Tout récemment, l’USMA a mis à jour son Livre Blanc qui retrace ses grandes orientations et les actions menées sur le terrain.
Quelles sont aujourd’hui les principales revendications de l’USMA et, si elles ne se confondent pas, vos priorités pour 2025 ?
L’USMA continue de porter ses revendications historiques visant à consolider le statut des magistrats administratifs :
- inscrire expressément l’existence de l’ordre juridictionnel administratif dans le texte de Constitution : seule cette constitutionnalisation permet de garantir l’existence et l’indépendance de la juridiction administrative, avec une loi organique régissant le statut des magistrats administratifs et les plaçant à l’abri de réformes relatives à la haute fonction publique, au gré des alternances politiques ;
- doter les magistrats administratifs des attributs attachés à la fonction de juger : si le symbole du serment est enfin devenu une réalité, le port de la robe pour l’ensemble de la juridiction administrative et, en cas de blocage injustifié du Conseil d’État, pour les seuls magistrats administratifs, n’a pas encore connu les mêmes avancées que celles des autres attributs de la justice auxquels notre syndicat est attaché ;
- inscrire explicitement le principe d’inamovibilité des magistrats administratifs sein de l’article L. 231-3 du CJA ;
- créer un corps unique de magistrats administratifs, de la première instance à la cassation, géré par un Conseil supérieur de la magistrature administrative composé paritairement : à ce titre, en 2022, quelques ouvertures ont été obtenues (accès aux fonctions de juge de cassation par la voie du détachement comme maître des requêtes en service extraordinaire ; élargissement de l’accès au Conseil d’État par la voie du tour extérieur, désormais ouvert chaque année à « au moins deux » membres du corps des magistrats administratifs, au lieu du plafond fixé précédemment), mais il reste un immense chemin à parcourir ;
- renommer le vice-président du Conseil d’État « président du Conseil d’État », en mettant fin à la possibilité que l’Assemblée générale du Conseil d’État soit présidée par le Premier ministre ou le garde des Sceaux (modification de l’article L. 121-1 du CJA), donner toute sa place à la Commission supérieure du Conseil d’État (CSE) et au CSTACAA dans le processus de nomination du président du Conseil d’État, dans l’attente de la fusion de ces deux instances, et élargir le vivier de personnes pouvant accéder à cette fonction aux présidents de tribunaux administratifs relevant de la 2nd liste d’aptitude (modification de l’article L. 133-1 du CJA).

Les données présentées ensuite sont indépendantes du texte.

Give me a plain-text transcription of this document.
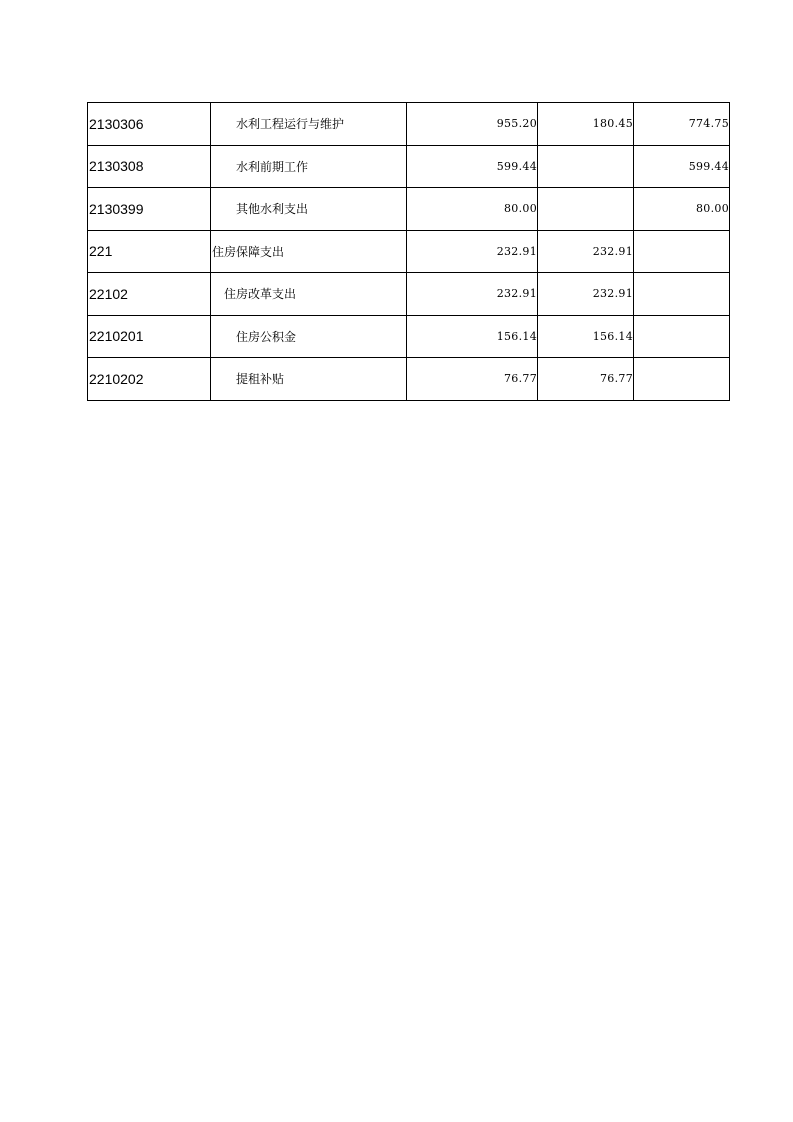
2130306	水利工程运行与维护	955.20	180.45	774.75
2130308	水利前期工作	599.44		599.44
2130399	其他水利支出	80.00		80.00
221	住房保障支出	232.91	232.91	
22102	住房改革支出	232.91	232.91	
2210201	住房公积金	156.14	156.14	
2210202	提租补贴	76.77	76.77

Par ailleurs, deux priorités se dégagent pour 2025 :
1°) Poursuivre notre action en faveur d’une rémunération à la hauteur de nos responsabilités et de nature à garantir notre indépendance, l’attractivité du corps et la qualité de la justice administrative.

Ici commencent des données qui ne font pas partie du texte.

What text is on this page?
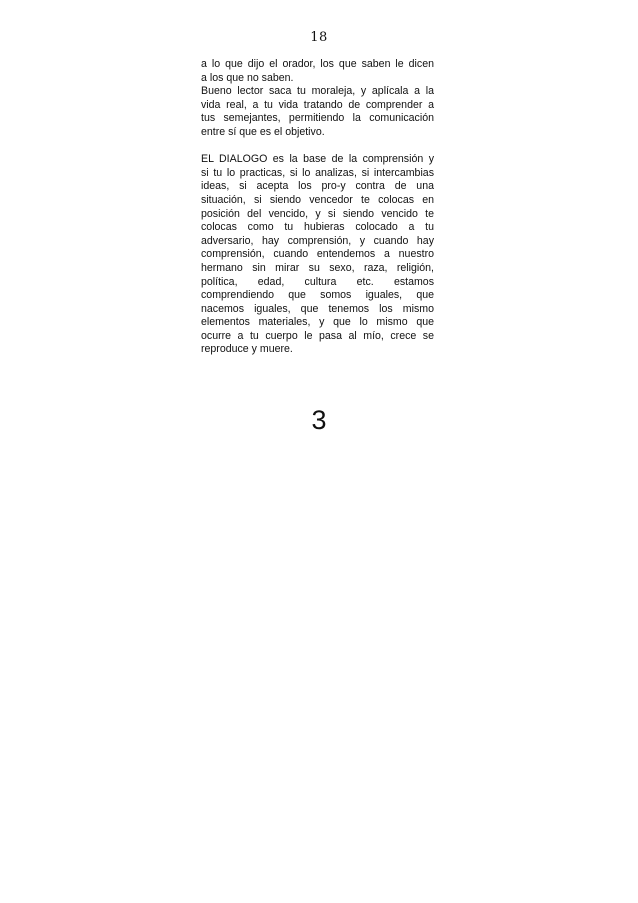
18
a lo que dijo el orador, los que saben le dicen
a los que no saben.
Bueno lector saca tu moraleja, y aplícala a la
vida real, a tu vida tratando de comprender a
tus semejantes, permitiendo la comunicación
entre sí que es el objetivo.
EL DIALOGO es la base de la comprensión y
si tu lo practicas, si lo analizas, si intercambias
ideas, si acepta los pro-y contra de una
situación, si siendo vencedor te colocas en
posición del vencido, y si siendo vencido te
colocas como tu hubieras colocado a tu
adversario, hay comprensión, y cuando hay
comprensión, cuando entendemos a nuestro
hermano sin mirar su sexo, raza, religión,
política, edad, cultura etc. estamos
comprendiendo que somos iguales, que
nacemos iguales, que tenemos los mismo
elementos materiales, y que lo mismo que
ocurre a tu cuerpo le pasa al mío, crece se
reproduce y muere.
3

En 2023, l’USMA a été pleinement mobilisée sur le sujet de la réforme indiciaire, afin notamment d’éviter un « décrochage » par rapport au corps des administrateurs de l’État, qui serait préjudiciable à la justice administrative à l’heure de l’obligation de double mobilité, que l’USMA a d’ailleurs fortement contestée.
Les nouvelles grilles indiciaires des magistrats administratifs, entrées en vigueur le 1er juillet 2023 et mises en œuvre au mois d’octobre 2023, avec un rappel au 1er juillet, constituent le premier temps de la revalorisation nécessaire et attendue du corps des magistrats administratifs.
Nous sommes actuellement engagés dans des discussions pour la revalorisation du régime indemnitaire des magistrats administratifs, et l’aboutissement de ces négociations sera l’une de nos priorités pour 2025. Les montants d’IFSE versés aux 1er et 2ème grades des administrateurs de l’État restent très sensiblement supérieurs aux montants de la part fonctionnelle de l’indemnité de fonction des conseillers et premiers conseillers des TACAA. Afin d’éviter tout décrochage avec la rémunération des administrateurs de l’État, de maintenir l’attractivité de nos fonctions et compte tenu des responsabilités qui sont les nôtres, nous revendiquons une revalorisation de notre régime indemnitaire. Il en va de l’attractivité de notre corps et de la reconnaissance de la technicité et de l’expertise des fonctions de magistrats administratifs, ainsi que des sujétions particulières qui nous sont propres. Pour l’USMA cette revalorisation doit concerner tous les grades, sans remise en cause de l’équilibre actuel 75%/25% entre la part fonctionnelle et la part individuelle du régime indemnitaire.
2°) Rétablir une charge de travail soutenable.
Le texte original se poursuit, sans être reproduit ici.